第5話

「で、どう思う?」


 青嵐は昨夜の出来事を包み隠さず、暁音へと伝える。今日は任務があって来られないという彼女だが、電話に出るだけの余裕はあるらしい。

 任務のことについて尋ねると詳細は教えてもらえなかったが、声のトーンが高いので恐らくもう終わったのだろう。まだ昼前である。

 殉職した彼女の前の担当の立つ瀬がないが、仕事の速さも組織一なので仕方ない。


『そうね……おそらくあんたの見立てで間違いないと思うわ。影の精霊魔術師、なんて聞いたことはないけど』

「……お前でもか?」

『私なら何でも知ってるって前提で話さないで頂戴。いくら顔が広いからといっても、限度はあるわよ』

「それもそうか」


 青嵐はすんなり納得する。落胆はない。真っ向からの強さで自身に匹敵し、様々な知り合いのお陰で手に入れられる情報量でも格段に上回る暁音からのお墨付きはむしろ彼を安心させるものだった。


『ただ……その精霊を穢す妖魔ってのが気になるわね。あんた、見たんでしょ?』

「ああ。さっきも説明した通り、マジもんの影だ。人の形をしてはいるが、人じゃねぇ。気配が妖魔のそれだからな」

『風の精霊を使役するあんたがそう言うんならそうなんでしょうね』


 地水火風。それが精霊魔術師が宿す基本属性。


 青嵐は風。その特性は探知や探査と言った敵を殺すよりも探す方に特化している。彼の風が及ぶ範囲にあるもの全て、彼の目が届いているようなものだ。


 その実力は暁音もよく知るところだ。


『精霊の力を使う妖魔……それも相手の精霊の使役権を死亡した対象から剥奪する、ねぇ……』


 青嵐が対峙した妖魔はまさしく精霊魔術師にとって天敵とも呼べる存在だった。今までは狩る側だった精霊魔術師が狩られる側へと回る。


 それは他の精霊魔術師が聞けば悪夢でしかないだろう。


 何より今まで悪しきものを殺すために使われてきた自身の武器を死後、悪しきものが善良なるものを殺すために使う。


 今まで妖魔を虫のように殺してきた報いなのか。これほどまで皮肉な話はないに違いない。


「お前も気を付けろよ。そいつは俺の風の刃を相殺する程度には強い」

『そうね、ご忠告痛み入るわ。
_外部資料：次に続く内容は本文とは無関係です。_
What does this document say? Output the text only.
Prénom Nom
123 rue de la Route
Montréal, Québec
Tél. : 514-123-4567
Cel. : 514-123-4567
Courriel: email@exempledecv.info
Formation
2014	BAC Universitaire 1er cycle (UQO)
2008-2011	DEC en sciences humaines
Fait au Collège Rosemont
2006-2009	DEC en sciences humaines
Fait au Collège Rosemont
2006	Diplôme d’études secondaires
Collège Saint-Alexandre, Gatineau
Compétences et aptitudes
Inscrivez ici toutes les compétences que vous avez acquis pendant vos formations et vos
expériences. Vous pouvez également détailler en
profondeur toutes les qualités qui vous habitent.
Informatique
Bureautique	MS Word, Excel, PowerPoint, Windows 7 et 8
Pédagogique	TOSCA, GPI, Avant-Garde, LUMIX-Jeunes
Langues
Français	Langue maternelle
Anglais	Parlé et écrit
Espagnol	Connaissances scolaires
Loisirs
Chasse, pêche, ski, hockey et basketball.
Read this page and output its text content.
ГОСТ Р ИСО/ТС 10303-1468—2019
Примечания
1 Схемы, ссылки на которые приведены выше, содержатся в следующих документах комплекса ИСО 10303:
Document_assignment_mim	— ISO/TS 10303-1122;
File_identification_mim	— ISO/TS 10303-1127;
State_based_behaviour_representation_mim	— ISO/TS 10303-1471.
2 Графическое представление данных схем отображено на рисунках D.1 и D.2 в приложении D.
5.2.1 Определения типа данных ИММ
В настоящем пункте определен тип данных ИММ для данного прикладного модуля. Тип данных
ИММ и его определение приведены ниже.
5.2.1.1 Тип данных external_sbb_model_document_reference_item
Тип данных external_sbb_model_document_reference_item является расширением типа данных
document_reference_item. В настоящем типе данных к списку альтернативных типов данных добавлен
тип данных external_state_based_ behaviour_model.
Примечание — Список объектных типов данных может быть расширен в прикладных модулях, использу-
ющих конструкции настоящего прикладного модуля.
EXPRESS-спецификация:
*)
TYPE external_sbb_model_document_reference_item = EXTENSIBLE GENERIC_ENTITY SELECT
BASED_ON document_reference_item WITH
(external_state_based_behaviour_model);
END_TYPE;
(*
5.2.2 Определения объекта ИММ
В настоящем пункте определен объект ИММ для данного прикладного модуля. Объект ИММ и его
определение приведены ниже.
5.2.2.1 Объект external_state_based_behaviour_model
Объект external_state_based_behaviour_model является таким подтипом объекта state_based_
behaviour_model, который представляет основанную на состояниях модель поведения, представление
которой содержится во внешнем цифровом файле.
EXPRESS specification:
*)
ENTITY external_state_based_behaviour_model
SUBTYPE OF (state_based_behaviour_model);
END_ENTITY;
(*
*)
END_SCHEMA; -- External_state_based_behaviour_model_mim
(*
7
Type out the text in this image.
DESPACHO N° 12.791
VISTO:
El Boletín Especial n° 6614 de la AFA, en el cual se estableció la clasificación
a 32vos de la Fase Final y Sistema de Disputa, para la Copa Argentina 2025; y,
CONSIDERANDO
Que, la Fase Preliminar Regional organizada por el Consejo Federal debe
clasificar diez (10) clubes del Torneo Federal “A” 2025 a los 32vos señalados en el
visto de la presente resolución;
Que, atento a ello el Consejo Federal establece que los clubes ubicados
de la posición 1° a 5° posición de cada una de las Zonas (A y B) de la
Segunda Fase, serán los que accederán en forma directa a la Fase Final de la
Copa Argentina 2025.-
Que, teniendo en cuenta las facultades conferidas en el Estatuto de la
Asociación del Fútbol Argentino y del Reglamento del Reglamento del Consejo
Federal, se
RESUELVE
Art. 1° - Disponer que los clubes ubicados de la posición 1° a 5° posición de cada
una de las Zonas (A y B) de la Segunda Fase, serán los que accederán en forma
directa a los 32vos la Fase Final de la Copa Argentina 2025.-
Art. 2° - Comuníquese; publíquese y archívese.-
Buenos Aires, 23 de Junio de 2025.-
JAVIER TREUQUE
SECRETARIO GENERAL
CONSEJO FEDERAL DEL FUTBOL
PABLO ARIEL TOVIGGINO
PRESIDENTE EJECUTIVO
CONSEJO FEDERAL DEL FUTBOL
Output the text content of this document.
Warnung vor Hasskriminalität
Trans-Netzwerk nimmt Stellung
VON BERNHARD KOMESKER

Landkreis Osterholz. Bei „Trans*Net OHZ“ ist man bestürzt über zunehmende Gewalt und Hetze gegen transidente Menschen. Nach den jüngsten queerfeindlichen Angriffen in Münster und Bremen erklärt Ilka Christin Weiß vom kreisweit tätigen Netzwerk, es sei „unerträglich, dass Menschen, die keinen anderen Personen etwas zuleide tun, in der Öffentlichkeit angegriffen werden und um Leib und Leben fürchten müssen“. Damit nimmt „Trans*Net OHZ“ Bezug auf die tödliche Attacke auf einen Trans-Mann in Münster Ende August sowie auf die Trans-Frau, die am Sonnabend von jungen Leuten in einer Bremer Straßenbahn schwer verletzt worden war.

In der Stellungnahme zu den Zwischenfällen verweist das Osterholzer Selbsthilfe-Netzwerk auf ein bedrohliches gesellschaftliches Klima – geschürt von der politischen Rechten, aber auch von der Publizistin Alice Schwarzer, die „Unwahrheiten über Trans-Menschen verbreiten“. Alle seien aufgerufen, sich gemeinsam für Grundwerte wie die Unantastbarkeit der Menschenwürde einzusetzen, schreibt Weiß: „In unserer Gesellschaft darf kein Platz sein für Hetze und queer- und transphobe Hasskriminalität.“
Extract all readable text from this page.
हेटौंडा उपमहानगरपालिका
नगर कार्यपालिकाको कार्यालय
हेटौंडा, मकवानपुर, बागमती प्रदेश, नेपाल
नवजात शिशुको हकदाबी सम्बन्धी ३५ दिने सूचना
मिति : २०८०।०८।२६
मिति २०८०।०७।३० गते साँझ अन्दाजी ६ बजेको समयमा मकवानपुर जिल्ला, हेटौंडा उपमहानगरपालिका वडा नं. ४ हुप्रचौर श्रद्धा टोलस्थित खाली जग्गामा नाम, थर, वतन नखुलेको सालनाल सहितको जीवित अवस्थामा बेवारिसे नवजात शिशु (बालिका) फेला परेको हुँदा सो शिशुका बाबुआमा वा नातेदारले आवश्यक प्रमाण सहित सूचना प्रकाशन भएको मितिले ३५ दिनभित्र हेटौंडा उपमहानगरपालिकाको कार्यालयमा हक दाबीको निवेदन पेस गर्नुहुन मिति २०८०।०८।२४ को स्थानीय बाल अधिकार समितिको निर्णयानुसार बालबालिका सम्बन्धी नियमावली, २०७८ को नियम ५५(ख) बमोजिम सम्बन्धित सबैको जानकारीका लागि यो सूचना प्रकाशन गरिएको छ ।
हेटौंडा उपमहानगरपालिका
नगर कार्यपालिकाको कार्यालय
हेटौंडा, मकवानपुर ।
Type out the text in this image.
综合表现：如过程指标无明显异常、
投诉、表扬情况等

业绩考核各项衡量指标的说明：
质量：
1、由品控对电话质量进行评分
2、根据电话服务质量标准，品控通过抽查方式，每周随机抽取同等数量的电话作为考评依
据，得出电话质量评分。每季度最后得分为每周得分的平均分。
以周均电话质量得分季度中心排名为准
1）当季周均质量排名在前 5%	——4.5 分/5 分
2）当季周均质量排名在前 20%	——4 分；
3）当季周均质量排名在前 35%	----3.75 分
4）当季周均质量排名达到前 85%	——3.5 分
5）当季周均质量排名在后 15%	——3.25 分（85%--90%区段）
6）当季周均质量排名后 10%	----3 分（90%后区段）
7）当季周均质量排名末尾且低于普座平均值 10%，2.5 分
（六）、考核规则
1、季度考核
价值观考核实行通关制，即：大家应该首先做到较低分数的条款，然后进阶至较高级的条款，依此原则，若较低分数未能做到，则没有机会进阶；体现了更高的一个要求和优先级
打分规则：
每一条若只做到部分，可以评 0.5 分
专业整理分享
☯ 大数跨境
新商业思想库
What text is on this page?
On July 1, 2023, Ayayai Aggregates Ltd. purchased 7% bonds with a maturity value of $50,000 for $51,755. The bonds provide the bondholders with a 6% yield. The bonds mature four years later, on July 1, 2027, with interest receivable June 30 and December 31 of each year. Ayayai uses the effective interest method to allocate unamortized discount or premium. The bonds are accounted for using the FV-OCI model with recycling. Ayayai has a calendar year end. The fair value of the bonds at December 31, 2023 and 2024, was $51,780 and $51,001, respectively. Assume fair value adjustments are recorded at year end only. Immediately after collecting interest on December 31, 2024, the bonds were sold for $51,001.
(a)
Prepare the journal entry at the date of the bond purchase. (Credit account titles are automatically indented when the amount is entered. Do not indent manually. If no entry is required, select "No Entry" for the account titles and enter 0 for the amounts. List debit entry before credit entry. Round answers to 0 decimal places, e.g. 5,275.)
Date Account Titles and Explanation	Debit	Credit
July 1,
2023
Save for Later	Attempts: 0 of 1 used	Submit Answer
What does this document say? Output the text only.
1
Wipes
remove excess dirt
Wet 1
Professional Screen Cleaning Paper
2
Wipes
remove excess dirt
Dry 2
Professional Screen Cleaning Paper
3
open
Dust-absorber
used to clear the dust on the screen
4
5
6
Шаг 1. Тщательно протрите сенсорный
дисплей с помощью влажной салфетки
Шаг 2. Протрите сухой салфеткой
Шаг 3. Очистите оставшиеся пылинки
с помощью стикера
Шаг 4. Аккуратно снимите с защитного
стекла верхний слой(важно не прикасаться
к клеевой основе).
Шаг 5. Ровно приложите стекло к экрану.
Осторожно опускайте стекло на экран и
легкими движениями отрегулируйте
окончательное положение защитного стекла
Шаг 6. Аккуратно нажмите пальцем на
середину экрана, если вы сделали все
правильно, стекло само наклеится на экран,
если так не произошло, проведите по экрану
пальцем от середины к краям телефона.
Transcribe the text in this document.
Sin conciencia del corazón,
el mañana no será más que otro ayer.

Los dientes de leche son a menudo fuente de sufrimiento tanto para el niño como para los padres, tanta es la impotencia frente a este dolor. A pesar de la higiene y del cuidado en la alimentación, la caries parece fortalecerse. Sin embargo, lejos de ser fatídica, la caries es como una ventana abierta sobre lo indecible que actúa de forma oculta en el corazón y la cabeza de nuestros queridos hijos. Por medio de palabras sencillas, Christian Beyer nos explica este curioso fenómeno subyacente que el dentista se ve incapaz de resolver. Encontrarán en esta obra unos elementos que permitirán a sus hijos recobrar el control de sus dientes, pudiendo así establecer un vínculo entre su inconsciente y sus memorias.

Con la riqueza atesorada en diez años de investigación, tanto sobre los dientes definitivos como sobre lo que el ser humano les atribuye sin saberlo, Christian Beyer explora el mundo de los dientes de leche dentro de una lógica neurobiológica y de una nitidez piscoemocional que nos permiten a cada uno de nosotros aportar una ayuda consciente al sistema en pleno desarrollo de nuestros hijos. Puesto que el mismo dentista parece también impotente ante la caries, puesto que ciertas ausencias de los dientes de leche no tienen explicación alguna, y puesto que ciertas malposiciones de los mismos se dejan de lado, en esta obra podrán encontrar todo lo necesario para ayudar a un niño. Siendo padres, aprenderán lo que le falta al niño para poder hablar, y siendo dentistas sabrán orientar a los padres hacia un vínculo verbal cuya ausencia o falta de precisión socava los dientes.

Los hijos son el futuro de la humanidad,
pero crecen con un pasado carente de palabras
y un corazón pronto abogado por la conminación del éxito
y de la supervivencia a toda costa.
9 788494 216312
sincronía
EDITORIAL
でも大丈夫、私は油断なんてしないわよ』


 電話口から聞こえてくるゾッとするような笑い声。


 ずっとその火種を燻らせ、一気に火の手が回ったような怒りを彼女は爆発させた。


『出会った瞬間から本気で殺しに行くわ。あんたが梃子摺る程の手合いなら、多分見れば分かる筈よ』

「……いらん世話だったか」

『いいえ、素敵な忠告よ。ずっと雑魚退治で飽き飽きしてたから』


 声が弾んでいる。暁音が灰燼の精霊魔術師と呼ばれる所以は健在らしい。


「やっぱりいらん世話だったな。俺に向けられているものじゃないと分かっていても、背中が寒くなってきたぜ」


 青嵐の軽口に対し、暁音は鈴の音を鳴らすような笑い声で応える。先程まで感じられていた怒りが嘘のようだ。


『じゃあね。私はこれから上官への報告があるから』

「気を付けろ……くれぐれも油断はするなよ」

『誰に言ってんだか。ま、あんたの気遣いだから受け取っておいてあげるわ』


 あっさりとした別れの言葉と共に電話は切られる。青嵐は窓の外を眺め、空を睨む。


「……嵐が来そうだな」


 天気予報のニュースでは晴天だと天気予報士の理路整然とした理屈で説明されていた。


 実際は違った。


 今にも土砂降りの雨が降りそうな空模様。


 まるでこれから何かとんでもないことが巻き起こるのだと示唆しているかのようだった。


(にしてもどういうことだ? 国魔連は今回の事件を把握していないなんてことが有り得るのか? 精霊魔術師が絡んでいる事件だってのに……まさかな)


 青嵐の脳裏に恐ろしい考えが過ぎる。その可能性だけはあってはならない。


 国家を代表する組織、国家魔術連盟はこの事態を把握している上で放置しているのではないかと。